Man muss verstehen, dass die Automatisierung der Bewegungen (von mir immer schlicht „Motorik“ genannt) eine Schutzmechanismus ist. Man kann es sich so vorstellen, dass jede Bewegung vom Gehirn gescannt wird. Wird sie nun als immerwiederkehrende Bewegung identifiziert, wird sie abgespeichert und fortan aus einem Steuerungssystem heraus ausgelöst, zu dem unser Bewusstsein keinen Zugang mehr hat.

Auf diesem Hintergrund kann man verstehen, dass beispielsweise eine Klavierspielerin, die alles ausgezeichnet spielt, aber keine parallel laufenden Tonleitern im Tempo ausführen kann. Alle Übungen scheitern immer und immer wieder an dem Punkt, wenn die Tonleitern ins Tempo kommen, denn jetzt werden sie wieder von einem zuvor abgespeicherten gestörten Programm gesteuert, zu dem sie keinen Zugang mehr hat.

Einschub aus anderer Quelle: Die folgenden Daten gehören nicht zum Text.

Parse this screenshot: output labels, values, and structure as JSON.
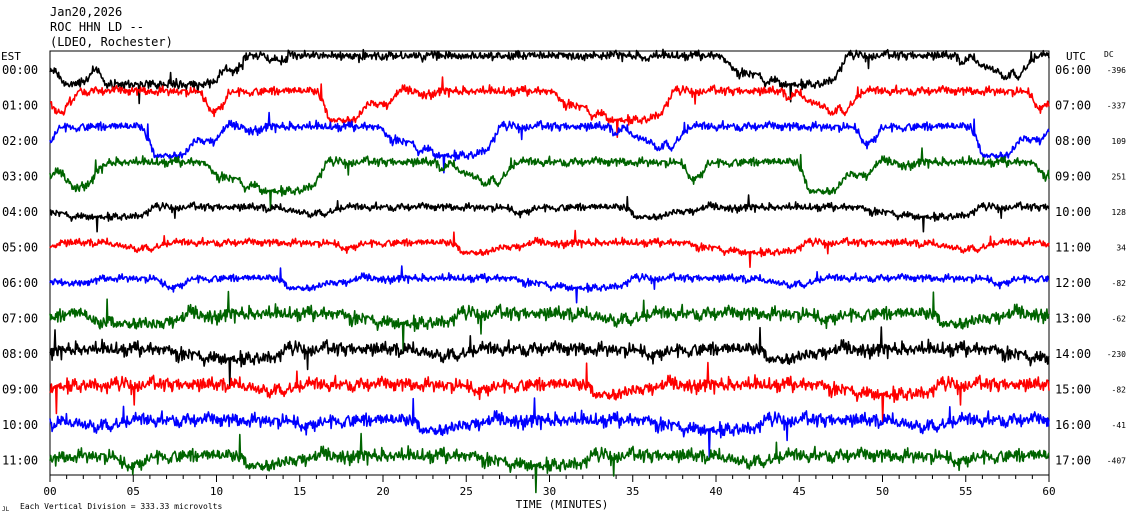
{
  "header": {
    "date": "Jan20,2026",
    "station": "ROC HHN LD --",
    "network": "(LDEO, Rochester)"
  },
  "chart_data": {
    "type": "line",
    "title": "",
    "xlabel": "TIME (MINUTES)",
    "ylabel": "",
    "left_axis_label": "EST",
    "right_axis_label": "UTC",
    "dc_label": "DC",
    "xlim": [
      0,
      60
    ],
    "x_ticks": [
      "00",
      "05",
      "10",
      "15",
      "20",
      "25",
      "30",
      "35",
      "40",
      "45",
      "50",
      "55",
      "60"
    ],
    "rows": [
      {
        "est": "00:00",
        "utc": "06:00",
        "dc": "-396",
        "color": "#000000"
      },
      {
        "est": "01:00",
        "utc": "07:00",
        "dc": "-337",
        "color": "#ff0000"
      },
      {
        "est": "02:00",
        "utc": "08:00",
        "dc": "109",
        "color": "#0000ff"
      },
      {
        "est": "03:00",
        "utc": "09:00",
        "dc": "251",
        "color": "#006400"
      },
      {
        "est": "04:00",
        "utc": "10:00",
        "dc": "128",
        "color": "#000000"
      },
      {
        "est": "05:00",
        "utc": "11:00",
        "dc": "34",
        "color": "#ff0000"
      },
      {
        "est": "06:00",
        "utc": "12:00",
        "dc": "-82",
        "color": "#0000ff"
      },
      {
        "est": "07:00",
        "utc": "13:00",
        "dc": "-62",
        "color": "#006400"
      },
      {
        "est": "08:00",
        "utc": "14:00",
        "dc": "-230",
        "color": "#000000"
      },
      {
        "est": "09:00",
        "utc": "15:00",
        "dc": "-82",
        "color": "#ff0000"
      },
      {
        "est": "10:00",
        "utc": "16:00",
        "dc": "-41",
        "color": "#0000ff"
      },
      {
        "est": "11:00",
        "utc": "17:00",
        "dc": "-407",
        "color": "#006400"
      }
    ],
    "scale_note": "Each Vertical Division = 333.33 microvolts",
    "corner_mark": "JL"
  }
}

Oder ich denke an alle, die nicht in der Lage sind, an einem zuvor bestimmten Punkt in einer Passage anzuhalten oder eine Anschlagsart umzusetzen, die das Programm stört, oder die nicht in der Lage sind, Bewegungen in übersichtliche Bewegungsbausteine (beispielsweise 16-tel-Passagen in 4er-Gruppen zu zerlegen.

Es ist am Klavier (und ich unterstelle einmal, an anderen Instrumenten auch) immer wieder die Formel zu beobachten: Mehr Automatisierung der Bewegung = weniger Einfluss und Gestaltungsspielraum für den Ausführenden.

Eine Dominanz der Automatisierung im Spiel hat immer zur Folge: Verspannung, Angst vor Einfluss- und Kontrollverlust, festgefahrene Technik, geringes Ergebnis trotz hoher Zielerwartung und Fleiß, Frust und schließlich Resignation. ICH BIN UNBEGABT!

Doch es gibt Auswege! Und nicht zuletzt die zeigen dass eine radikale Verbesserung der Klaviertechnik auch in fortgeschrittenem Alter noch möglich ist.